闇を人型に切り抜いた姿は徐々に白色に浸食されていき、もはや黒傀儡とは呼べなくなっている。
さわさわと女の手が自らをまさぐるように動く。
次々と露わになっていく、傀儡の二の腕、肩、ふくらはぎ……。
暗がりにぼうっとほの白く浮かび上がる体を、黒い手袋をつけたままの腕が這い回る様は、蛇がのたうつかのようだ。
傀儡の胸元がくつろげられたとき。
頬杖をついたまま頭痛をこらえるかのように押し黙っていた眼鏡の男がおもむろに顔を上げた。

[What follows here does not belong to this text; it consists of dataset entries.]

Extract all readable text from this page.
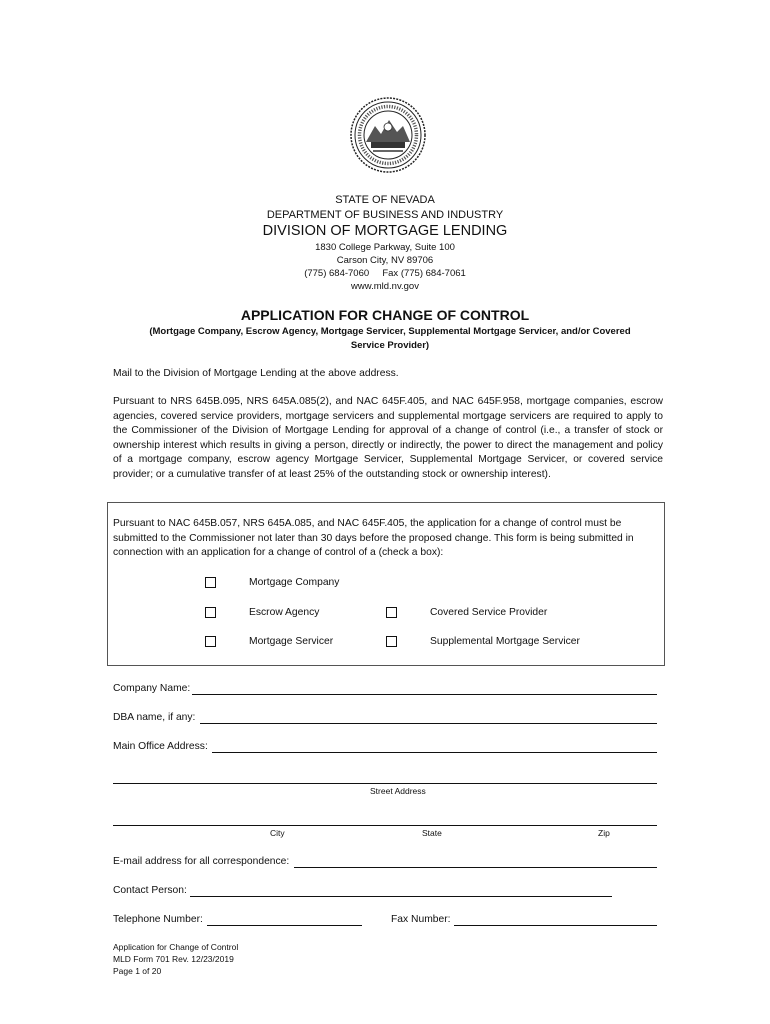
STATE OF NEVADA
DEPARTMENT OF BUSINESS AND INDUSTRY
DIVISION OF MORTGAGE LENDING
1830 College Parkway, Suite 100
Carson City, NV 89706
(775) 684-7060     Fax (775) 684-7061
www.mld.nv.gov
APPLICATION FOR CHANGE OF CONTROL
(Mortgage Company, Escrow Agency, Mortgage Servicer, Supplemental Mortgage Servicer, and/or Covered Service Provider)
Mail to the Division of Mortgage Lending at the above address.
Pursuant to NRS 645B.095, NRS 645A.085(2), and NAC 645F.405, and NAC 645F.958, mortgage companies, escrow agencies, covered service providers, mortgage servicers and supplemental mortgage servicers are required to apply to the Commissioner of the Division of Mortgage Lending for approval of a change of control (i.e., a transfer of stock or ownership interest which results in giving a person, directly or indirectly, the power to direct the management and policy of a mortgage company, escrow agency Mortgage Servicer, Supplemental Mortgage Servicer, or covered service provider; or a cumulative transfer of at least 25% of the outstanding stock or ownership interest).
Pursuant to NAC 645B.057, NRS 645A.085, and NAC 645F.405, the application for a change of control must be submitted to the Commissioner not later than 30 days before the proposed change. This form is being submitted in connection with an application for a change of control of a (check a box):
Mortgage Company
Escrow Agency	Covered Service Provider
Mortgage Servicer	Supplemental Mortgage Servicer
Company Name:
DBA name, if any:
Main Office Address:
Street Address
City	State	Zip
E-mail address for all correspondence:
Contact Person:
Telephone Number:	Fax Number:
Application for Change of Control
MLD Form 701 Rev. 12/23/2019
Page 1 of 20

いかにもだるそうな動きで、自分の右手に管を装着する。
女の顔に満足げな笑みがじわりと広がった。
男の大きな手の平が宙を舞う。
男傀儡が女傀儡をゆるやかに愛撫する。
ほう、と息が漏れたのは、傀儡ではなく女の口からだった。
男は熱のこもらぬ目で、目の前の二体を眺め続ける。
だが男の手は動きを早め、男傀儡の手は女傀儡の胸のふくらみやまろやかな腰の曲線にせわしなく沿わされる。
着物の女の艶やかな唇から、赤い舌がちろりと覗いた。
やがて。
すっかりと裸身となった二体の傀儡は絡み合うようにして埃っぽい床に倒れ込む。
睦み合う二つの口からは何も聞こえない。
部屋の中に響くのは、柔らかい肉がぶつかり合う音、にちにちという湿った水音、そして着物の男女の口から時折漏れる小さな吐息だけだった。
まもなく、二つの裸身は痙攣し、動きを止める。
役目を終えた操り人形のように、床の上に転がる体。
男は大きく肩で息をすると、今度は頬杖ではなく、こめかみに手を遣る。
「少しは気分転換になった?」
甘えた声で女が言う。
「……そっちの暇潰しのはずだろう」
憮然と男が返す。
「でも……」
動かぬ傀儡を見る男の目に初めて光が宿る。
「あいつら同士を掛け合わせたら何が出来るか、そういえばあまりしっかりと調べたことは無かったな」
男の薄い唇の端がほんのわずか持ち上げられる。
「あら、じゃ、この子たちは……?」
「しばらく様子見、だな」
「あら良かったわねえ、お前たち」
明るく響く女の声に応えるはずもなく……
糸の切れた傀儡は倒れ伏していた。